The producer compares it to the days of trading VHS tapes to find out what was good, not because films aren’t available but there is so much choice, people rely on recommendations like that of a festival.
This does not guarantee that people are paying to see those films and piracy remains a key issue, especially when it comes to lower-budget films.
“What people need to think is that when they’re paying for a film, they’re voting for that film,” says Handorf.
“They’re telling the distributor, ‘I want to pay money to see this’ and the distributor takes that and makes more of these.
“Piracy negatively affects the genre marketplace because the only movies people want to pay to see are the bigger budget features.
“As much as they may enjoy the smaller independent films, they’re perfectly happy to download them and those numbers never go back to the distributor for them to know that film was a good choice. It’s why we see places like Metrodome having to shut their doors.”

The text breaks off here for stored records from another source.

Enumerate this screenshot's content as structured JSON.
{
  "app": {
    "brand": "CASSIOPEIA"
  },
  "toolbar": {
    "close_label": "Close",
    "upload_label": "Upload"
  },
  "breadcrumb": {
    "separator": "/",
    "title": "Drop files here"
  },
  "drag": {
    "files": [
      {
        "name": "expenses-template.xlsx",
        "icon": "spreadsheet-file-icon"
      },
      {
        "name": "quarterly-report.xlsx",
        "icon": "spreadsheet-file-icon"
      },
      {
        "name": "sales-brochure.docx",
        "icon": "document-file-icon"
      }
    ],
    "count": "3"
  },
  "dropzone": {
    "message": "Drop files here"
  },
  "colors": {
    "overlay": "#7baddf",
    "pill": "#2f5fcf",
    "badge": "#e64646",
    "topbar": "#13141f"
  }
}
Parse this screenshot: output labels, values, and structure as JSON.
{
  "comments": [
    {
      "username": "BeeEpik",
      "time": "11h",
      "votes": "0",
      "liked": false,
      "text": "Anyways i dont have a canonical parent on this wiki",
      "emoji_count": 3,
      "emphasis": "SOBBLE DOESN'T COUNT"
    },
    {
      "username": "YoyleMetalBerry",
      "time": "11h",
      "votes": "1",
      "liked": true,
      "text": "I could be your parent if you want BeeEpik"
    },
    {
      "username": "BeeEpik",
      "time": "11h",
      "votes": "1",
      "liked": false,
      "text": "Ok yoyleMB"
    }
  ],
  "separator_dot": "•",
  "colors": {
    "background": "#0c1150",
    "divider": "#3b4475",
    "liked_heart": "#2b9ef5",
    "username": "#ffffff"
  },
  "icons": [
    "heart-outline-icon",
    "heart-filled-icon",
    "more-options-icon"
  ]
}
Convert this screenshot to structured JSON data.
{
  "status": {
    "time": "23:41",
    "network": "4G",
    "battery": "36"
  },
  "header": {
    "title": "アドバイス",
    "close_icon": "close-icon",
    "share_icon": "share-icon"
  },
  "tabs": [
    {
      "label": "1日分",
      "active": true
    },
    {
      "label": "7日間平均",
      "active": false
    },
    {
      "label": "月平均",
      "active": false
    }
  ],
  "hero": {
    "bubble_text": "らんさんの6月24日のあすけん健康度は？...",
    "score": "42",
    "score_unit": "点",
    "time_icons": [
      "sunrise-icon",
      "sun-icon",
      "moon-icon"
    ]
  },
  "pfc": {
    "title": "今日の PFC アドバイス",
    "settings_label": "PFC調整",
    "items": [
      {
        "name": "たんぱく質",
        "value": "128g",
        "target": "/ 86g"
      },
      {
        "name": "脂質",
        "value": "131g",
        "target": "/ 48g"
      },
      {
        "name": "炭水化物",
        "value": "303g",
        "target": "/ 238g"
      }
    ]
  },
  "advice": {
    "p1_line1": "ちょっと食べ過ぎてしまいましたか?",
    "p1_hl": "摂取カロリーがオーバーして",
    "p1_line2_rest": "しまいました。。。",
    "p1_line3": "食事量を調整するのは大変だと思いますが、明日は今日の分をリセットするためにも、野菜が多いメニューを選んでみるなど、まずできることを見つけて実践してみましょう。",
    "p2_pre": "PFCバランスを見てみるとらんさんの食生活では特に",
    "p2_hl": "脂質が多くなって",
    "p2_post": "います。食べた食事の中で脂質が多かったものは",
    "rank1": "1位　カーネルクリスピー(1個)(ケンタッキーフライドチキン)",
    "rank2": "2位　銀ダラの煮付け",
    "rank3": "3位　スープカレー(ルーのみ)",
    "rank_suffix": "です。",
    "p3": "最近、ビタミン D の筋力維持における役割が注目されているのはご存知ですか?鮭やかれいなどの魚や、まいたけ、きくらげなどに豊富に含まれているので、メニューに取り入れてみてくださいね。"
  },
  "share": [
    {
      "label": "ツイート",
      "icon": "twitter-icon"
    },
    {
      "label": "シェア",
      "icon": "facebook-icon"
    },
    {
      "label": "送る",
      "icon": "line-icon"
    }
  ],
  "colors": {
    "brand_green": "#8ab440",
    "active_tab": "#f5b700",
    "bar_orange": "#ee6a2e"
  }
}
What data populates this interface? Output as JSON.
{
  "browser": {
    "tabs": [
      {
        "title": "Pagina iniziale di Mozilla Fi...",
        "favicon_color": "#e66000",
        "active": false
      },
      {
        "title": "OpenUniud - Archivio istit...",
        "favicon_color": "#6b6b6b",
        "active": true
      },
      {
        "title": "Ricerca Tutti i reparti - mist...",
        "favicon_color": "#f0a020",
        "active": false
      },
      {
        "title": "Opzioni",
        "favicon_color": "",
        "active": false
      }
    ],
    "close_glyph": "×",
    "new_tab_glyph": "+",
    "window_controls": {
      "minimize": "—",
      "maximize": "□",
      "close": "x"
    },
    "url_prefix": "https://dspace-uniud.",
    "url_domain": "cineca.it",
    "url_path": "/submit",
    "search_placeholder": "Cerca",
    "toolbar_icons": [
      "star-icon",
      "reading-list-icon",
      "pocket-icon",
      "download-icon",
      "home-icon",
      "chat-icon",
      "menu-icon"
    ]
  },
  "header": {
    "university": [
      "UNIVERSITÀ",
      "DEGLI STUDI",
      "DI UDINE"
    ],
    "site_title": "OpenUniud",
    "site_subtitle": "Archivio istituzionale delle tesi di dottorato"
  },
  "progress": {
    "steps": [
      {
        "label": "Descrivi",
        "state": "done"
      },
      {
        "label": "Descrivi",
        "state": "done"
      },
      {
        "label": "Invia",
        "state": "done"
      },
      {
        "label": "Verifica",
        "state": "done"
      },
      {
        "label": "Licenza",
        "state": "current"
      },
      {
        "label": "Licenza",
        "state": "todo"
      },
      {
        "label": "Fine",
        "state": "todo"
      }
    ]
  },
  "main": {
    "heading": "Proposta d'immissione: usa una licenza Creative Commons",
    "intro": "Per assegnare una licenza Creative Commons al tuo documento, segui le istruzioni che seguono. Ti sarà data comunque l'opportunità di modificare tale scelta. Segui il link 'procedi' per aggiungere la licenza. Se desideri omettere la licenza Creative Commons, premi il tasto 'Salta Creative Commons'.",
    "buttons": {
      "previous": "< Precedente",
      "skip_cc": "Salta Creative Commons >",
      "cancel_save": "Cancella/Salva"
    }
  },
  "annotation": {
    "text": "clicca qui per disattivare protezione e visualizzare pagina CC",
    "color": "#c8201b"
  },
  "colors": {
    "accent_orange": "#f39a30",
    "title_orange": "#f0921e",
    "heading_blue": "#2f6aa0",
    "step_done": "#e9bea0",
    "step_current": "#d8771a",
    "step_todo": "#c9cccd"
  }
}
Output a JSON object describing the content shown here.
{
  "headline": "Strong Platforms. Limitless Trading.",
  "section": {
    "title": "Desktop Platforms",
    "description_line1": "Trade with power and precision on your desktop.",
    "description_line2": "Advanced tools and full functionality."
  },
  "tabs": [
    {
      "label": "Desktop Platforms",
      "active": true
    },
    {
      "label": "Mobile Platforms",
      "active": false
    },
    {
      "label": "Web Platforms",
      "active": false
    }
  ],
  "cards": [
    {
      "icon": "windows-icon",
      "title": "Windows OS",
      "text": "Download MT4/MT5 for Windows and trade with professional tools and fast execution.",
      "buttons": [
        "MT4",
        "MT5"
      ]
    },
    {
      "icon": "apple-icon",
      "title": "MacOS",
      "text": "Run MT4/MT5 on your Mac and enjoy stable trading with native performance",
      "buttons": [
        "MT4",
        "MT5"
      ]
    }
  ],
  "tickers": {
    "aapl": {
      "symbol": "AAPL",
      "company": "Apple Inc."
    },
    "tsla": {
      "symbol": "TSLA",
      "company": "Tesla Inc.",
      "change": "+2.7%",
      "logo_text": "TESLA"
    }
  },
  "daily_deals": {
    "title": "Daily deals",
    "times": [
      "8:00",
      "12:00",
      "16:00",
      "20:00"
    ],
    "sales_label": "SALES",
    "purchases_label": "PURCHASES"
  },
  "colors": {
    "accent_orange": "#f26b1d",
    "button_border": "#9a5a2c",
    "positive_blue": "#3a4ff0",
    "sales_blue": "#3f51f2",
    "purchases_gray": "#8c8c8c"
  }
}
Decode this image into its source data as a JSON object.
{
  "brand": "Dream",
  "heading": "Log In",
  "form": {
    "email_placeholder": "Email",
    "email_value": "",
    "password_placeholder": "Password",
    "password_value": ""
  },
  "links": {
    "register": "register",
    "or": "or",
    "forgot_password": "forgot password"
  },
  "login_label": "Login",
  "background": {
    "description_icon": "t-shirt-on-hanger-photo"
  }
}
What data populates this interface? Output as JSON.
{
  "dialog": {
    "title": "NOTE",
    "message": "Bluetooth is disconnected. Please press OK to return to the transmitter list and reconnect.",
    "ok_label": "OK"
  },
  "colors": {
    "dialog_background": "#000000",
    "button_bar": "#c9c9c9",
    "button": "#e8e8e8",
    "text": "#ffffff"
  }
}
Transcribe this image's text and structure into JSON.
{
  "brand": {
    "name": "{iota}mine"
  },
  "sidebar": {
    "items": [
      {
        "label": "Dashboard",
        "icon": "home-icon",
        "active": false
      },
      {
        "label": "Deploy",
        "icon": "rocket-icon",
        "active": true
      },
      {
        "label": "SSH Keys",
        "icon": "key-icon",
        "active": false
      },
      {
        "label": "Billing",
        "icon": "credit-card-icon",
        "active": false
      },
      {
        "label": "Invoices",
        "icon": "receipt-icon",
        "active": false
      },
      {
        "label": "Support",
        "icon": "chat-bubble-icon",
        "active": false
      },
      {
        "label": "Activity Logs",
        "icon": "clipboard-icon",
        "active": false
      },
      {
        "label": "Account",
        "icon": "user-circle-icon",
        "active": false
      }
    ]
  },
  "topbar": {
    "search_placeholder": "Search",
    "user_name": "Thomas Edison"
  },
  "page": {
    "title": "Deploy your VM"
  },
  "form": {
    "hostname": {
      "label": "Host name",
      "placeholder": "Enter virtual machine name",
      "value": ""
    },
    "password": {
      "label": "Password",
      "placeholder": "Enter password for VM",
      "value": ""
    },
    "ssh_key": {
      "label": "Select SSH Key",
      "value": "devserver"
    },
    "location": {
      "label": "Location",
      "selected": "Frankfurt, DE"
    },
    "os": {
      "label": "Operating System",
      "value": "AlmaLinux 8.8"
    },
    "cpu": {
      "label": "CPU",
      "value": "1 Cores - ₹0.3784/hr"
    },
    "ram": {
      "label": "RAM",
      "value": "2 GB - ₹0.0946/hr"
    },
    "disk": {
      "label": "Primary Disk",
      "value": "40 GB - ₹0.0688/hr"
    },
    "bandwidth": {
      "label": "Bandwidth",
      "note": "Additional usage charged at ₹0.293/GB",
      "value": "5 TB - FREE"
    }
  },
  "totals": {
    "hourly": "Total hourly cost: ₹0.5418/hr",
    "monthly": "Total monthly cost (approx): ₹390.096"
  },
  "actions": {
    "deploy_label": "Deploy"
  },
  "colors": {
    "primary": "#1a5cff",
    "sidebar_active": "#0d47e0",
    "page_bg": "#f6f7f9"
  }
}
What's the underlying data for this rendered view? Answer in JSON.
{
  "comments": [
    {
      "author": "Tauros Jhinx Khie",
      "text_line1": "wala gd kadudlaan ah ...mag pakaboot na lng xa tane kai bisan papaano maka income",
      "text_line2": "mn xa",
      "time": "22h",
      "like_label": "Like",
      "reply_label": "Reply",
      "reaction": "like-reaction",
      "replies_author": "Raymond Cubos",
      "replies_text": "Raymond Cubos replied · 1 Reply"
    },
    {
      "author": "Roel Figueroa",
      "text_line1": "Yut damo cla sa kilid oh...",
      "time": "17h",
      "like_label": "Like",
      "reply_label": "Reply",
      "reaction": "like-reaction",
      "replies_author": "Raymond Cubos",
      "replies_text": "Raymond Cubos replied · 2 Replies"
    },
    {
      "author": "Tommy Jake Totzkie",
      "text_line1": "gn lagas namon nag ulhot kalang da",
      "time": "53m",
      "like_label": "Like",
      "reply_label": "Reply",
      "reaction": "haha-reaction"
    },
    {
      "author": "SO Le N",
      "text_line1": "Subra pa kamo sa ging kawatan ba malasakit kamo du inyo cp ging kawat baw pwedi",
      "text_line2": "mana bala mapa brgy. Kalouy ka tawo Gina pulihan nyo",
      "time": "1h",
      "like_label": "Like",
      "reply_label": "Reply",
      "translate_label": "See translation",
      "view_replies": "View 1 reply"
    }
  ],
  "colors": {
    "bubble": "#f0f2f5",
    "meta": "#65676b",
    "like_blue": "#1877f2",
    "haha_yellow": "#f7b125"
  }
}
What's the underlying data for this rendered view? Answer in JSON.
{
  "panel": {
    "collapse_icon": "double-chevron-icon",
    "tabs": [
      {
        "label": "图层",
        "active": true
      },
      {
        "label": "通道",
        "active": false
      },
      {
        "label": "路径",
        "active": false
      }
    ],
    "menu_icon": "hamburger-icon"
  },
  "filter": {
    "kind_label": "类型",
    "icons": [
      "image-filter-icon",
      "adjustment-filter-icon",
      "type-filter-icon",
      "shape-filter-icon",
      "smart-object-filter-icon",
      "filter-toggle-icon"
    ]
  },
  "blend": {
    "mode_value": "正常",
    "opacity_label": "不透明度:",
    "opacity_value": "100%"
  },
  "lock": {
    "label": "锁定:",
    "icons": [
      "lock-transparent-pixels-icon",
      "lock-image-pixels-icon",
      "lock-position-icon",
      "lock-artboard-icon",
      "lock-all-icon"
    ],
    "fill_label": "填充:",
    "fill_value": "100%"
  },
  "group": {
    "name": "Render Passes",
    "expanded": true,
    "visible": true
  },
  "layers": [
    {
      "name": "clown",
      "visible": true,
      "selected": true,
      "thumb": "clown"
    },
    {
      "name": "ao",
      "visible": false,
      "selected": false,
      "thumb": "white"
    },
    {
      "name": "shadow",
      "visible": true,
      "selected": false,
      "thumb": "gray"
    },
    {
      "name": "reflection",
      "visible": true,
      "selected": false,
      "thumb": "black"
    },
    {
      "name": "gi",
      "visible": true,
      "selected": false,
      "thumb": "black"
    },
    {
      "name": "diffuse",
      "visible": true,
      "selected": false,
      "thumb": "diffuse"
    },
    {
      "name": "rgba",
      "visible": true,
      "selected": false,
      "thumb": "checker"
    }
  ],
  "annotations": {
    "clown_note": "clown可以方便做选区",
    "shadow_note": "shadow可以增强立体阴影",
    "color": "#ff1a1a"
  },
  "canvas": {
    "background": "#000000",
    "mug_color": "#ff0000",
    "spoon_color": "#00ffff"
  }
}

But it is not all doom-and-gloom as the rise of non-traditional distribution models and streaming services such as Netflix can “create opportunities just as much as any other platform”, such as getting people to watch something that does not have a bankable star.
Indie film bubble
Handorf does feel an “independent film bubble” could burst at some point, not in terms of money but in terms of the amount of films getting made.
“It’s a hard thing to do, making an independent film,” she says. “About a decade ago, you could just throw it together and get something out there, but films like that just can’t succeed in this marketplace anymore.
“These really low budget film-makers who aren’t really sure what they’re doing will end up falling by the wayside, so we might see a return to more serious film-making with less dilettantes involved, because it has gotten more taxing to make these kind of films.”
What is pleasing for Handorf, however, is that unique genre films are finding “wide audiences much more willing to take a risk on a crazy journey”, citing the work of Ben Wheatley and The Greasy Strangler’s Jim Hosking.
She recently worked on such a film, Alice Lowe’s feature directorial debut Prevenge, which she hopes could be a game-changer.
“I’m thrilled not only to have her as a lead, but to also have her as the writer, director and be pregnant at the time,” says Handorf.
“I think it will be a film that pushes things forward and creates more opportunities for women.
“Even just to say, ‘Can a woman direct when she’s pregnant?’. Hell yes, she can. She’s making a baby in there, she can do all sorts of things.
“The lack of women in the industry is still an issue that needs addressing and Prevenge, at the very least, will help with the visibility of the problem, but also hopefully move things forward in a way that’s productive.”